Instantly, Martha raised the two branches in front of her, and held them before her monstrous adversary in the shape of the Cross. As she did so, the tarasque's eyes dimmed, their incandescence replaced by a mellow golden hue, and the mighty creature lay passively at the saint's feet, overcome by a welter of bemusement and unwonted peace. Martha bent down and sprinkled holy water all over the subdued dragon. Then with braids of her own hair she wove a huge collar and lead with which she led it amiably back to Nerluc. This astonishing spectacle - the bloodthirsty tarasque, tethered and tame as a docile puppy! - initially rendered the townspeople speechless and immobile. Once their fear of their longstanding enemy had subsided, however, they grew bolder, coming up to the beast and touching it - then hitting, punching, and kicking it, and hurling rocks and sticks at it, as their anger at its former atrocities burst forth in an uncontrollable tide of hatred and revenge. The tarasque cowered in fright at this sustained onslaught, and Saint Martha pleaded with the horde to forgive the beast and let it live in its new, transformed state - but it was too late. Whether through direct physical attack or the almost tangible weight of loathing heaped upon it, the tarasque suddenly rolled over, and died. Even today, this monster's memory is still manifest here. As a lasting reminder of its former tribulations, Nerluc is nowadays called Tarascon, it stages a tarasque festival each Whitsun, and its official seal depicts this erstwhile oppressor in all its terrible splendour.

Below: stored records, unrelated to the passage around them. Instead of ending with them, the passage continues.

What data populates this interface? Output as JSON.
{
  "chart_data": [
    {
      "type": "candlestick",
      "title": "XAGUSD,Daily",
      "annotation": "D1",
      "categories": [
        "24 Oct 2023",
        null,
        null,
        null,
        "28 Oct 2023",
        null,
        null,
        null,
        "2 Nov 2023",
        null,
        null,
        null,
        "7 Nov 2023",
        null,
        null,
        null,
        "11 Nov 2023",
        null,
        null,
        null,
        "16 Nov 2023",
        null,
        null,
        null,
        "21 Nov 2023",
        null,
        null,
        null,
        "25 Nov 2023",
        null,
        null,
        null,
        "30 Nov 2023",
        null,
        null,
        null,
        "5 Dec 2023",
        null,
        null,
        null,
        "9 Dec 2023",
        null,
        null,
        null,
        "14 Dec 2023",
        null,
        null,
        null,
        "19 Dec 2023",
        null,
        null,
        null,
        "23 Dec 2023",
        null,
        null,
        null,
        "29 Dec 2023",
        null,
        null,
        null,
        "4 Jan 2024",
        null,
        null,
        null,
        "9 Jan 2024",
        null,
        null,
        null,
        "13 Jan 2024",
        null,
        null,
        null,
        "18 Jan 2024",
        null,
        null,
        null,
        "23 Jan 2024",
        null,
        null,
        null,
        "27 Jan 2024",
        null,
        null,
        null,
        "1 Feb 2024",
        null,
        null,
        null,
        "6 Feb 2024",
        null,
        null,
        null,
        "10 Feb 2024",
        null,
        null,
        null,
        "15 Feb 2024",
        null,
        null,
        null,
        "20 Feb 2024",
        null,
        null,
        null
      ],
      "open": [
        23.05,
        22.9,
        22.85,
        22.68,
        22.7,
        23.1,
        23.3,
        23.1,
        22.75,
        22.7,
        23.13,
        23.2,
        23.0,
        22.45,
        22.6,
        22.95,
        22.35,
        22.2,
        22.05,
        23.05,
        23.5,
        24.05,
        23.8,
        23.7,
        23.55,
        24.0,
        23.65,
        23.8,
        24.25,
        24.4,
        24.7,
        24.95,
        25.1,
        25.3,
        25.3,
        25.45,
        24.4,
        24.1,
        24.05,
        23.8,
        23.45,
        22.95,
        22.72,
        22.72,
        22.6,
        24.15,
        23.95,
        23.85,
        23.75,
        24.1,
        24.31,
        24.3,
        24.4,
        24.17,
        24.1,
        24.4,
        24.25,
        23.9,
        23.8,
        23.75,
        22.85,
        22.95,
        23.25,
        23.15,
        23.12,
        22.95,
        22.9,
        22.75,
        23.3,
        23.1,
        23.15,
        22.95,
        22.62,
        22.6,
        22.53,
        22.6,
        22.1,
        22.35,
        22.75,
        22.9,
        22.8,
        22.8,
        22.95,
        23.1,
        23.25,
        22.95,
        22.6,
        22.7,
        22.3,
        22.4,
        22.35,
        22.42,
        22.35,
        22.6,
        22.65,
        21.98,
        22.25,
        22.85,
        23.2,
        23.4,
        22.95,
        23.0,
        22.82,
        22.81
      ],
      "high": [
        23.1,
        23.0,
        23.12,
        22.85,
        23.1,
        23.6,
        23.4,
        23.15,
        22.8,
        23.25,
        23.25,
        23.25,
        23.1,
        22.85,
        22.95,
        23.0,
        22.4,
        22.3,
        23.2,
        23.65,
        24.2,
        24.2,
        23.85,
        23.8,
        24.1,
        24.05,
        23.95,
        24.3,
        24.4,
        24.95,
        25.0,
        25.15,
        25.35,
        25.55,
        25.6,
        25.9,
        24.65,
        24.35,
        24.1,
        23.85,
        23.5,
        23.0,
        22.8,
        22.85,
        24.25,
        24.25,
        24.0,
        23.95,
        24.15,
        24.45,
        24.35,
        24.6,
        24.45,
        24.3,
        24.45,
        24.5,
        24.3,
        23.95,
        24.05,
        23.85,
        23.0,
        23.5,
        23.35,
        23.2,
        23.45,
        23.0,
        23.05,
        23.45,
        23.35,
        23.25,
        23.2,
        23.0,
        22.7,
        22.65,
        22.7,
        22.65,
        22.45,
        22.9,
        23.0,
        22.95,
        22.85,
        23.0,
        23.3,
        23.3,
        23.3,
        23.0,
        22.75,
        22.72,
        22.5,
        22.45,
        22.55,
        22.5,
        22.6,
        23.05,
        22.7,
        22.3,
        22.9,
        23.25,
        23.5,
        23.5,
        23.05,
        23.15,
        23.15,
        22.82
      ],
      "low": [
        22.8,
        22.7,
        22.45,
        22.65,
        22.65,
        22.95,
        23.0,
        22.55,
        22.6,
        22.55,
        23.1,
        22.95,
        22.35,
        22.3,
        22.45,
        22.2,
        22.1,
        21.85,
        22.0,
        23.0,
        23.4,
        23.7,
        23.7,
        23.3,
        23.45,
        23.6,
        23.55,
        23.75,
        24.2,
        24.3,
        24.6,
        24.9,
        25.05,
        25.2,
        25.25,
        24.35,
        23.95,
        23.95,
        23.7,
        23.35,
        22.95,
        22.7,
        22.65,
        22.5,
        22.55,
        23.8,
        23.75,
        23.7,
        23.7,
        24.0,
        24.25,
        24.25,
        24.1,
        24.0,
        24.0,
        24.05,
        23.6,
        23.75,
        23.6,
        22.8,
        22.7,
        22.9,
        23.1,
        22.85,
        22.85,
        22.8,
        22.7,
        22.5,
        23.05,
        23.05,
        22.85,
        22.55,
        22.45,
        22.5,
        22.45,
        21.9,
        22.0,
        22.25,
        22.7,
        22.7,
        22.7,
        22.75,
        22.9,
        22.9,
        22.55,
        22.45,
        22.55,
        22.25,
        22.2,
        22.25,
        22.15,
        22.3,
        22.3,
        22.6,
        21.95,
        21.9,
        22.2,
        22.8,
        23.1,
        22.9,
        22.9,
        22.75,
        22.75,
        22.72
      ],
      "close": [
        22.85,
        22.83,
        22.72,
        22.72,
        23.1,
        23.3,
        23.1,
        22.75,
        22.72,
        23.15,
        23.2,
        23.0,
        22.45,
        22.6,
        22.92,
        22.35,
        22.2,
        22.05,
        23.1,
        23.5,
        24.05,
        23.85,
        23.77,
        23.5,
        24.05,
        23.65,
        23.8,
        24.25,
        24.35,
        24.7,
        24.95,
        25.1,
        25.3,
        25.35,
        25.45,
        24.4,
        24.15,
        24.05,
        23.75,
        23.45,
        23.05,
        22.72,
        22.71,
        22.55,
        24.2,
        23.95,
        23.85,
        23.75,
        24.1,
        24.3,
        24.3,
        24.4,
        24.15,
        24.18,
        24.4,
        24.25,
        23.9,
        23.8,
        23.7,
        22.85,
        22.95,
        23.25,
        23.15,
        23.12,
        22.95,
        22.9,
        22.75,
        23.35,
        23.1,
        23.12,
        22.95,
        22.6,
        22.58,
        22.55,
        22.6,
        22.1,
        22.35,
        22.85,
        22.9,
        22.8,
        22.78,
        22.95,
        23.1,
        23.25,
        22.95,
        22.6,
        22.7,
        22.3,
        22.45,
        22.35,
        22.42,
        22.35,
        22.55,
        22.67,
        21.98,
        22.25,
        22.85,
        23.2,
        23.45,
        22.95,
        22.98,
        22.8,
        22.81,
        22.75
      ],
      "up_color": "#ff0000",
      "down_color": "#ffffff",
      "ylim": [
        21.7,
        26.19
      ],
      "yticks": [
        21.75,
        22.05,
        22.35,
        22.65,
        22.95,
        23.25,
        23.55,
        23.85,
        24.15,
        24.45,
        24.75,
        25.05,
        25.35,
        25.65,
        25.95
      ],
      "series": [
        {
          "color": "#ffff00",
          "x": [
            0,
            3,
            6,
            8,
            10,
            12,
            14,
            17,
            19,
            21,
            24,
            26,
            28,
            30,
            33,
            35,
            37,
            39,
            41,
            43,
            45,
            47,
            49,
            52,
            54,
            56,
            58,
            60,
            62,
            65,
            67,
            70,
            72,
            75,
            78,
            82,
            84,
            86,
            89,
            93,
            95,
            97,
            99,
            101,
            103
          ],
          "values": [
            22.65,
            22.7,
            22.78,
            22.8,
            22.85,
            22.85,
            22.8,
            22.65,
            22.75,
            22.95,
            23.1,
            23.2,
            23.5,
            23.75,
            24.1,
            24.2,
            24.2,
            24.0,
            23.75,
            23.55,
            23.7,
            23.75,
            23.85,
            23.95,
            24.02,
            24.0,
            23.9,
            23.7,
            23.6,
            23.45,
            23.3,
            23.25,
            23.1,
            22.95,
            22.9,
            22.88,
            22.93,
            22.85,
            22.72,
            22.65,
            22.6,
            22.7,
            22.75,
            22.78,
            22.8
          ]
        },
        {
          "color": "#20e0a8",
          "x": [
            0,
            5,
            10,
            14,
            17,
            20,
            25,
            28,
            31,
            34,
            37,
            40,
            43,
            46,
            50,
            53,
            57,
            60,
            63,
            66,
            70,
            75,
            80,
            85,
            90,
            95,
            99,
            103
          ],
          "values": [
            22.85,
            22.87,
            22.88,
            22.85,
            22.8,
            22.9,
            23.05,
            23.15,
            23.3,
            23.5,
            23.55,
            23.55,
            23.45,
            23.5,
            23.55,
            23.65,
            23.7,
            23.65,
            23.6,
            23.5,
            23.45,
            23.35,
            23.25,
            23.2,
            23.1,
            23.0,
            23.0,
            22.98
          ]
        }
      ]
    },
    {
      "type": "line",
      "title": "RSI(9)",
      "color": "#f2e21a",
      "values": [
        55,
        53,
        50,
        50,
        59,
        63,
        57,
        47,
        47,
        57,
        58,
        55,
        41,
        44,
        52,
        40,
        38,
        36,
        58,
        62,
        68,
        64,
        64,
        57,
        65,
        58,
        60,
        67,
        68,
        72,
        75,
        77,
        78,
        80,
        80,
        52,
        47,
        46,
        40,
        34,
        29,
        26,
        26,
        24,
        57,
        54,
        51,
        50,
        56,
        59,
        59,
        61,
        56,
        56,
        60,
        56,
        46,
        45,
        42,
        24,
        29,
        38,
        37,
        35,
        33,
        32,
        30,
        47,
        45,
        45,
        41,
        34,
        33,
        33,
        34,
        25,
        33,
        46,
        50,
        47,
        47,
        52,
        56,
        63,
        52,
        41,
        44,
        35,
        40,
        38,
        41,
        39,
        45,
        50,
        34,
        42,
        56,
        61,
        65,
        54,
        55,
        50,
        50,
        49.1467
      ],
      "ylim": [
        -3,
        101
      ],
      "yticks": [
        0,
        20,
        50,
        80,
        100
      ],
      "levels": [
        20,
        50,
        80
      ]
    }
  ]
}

Due to its exceptional morphology, cryptozoologists rarely seek to identify the tarasque with any known type of animal, either from the present or from the past. Having said that, over the years I have encountered one or two brave attempts - in which this extraordinary neo-dragon has been variously mooted as a surviving ankylosaur dinosaur or a lingering glyptodont (gigantic armadillo-like mammal from prehistoric South America). Ingenious suggestions, certainly, but tragically flawed by the unavoidable fact that no ankylosaur or glyptodont unearthed so far by palaeontologists happens to possess six legs!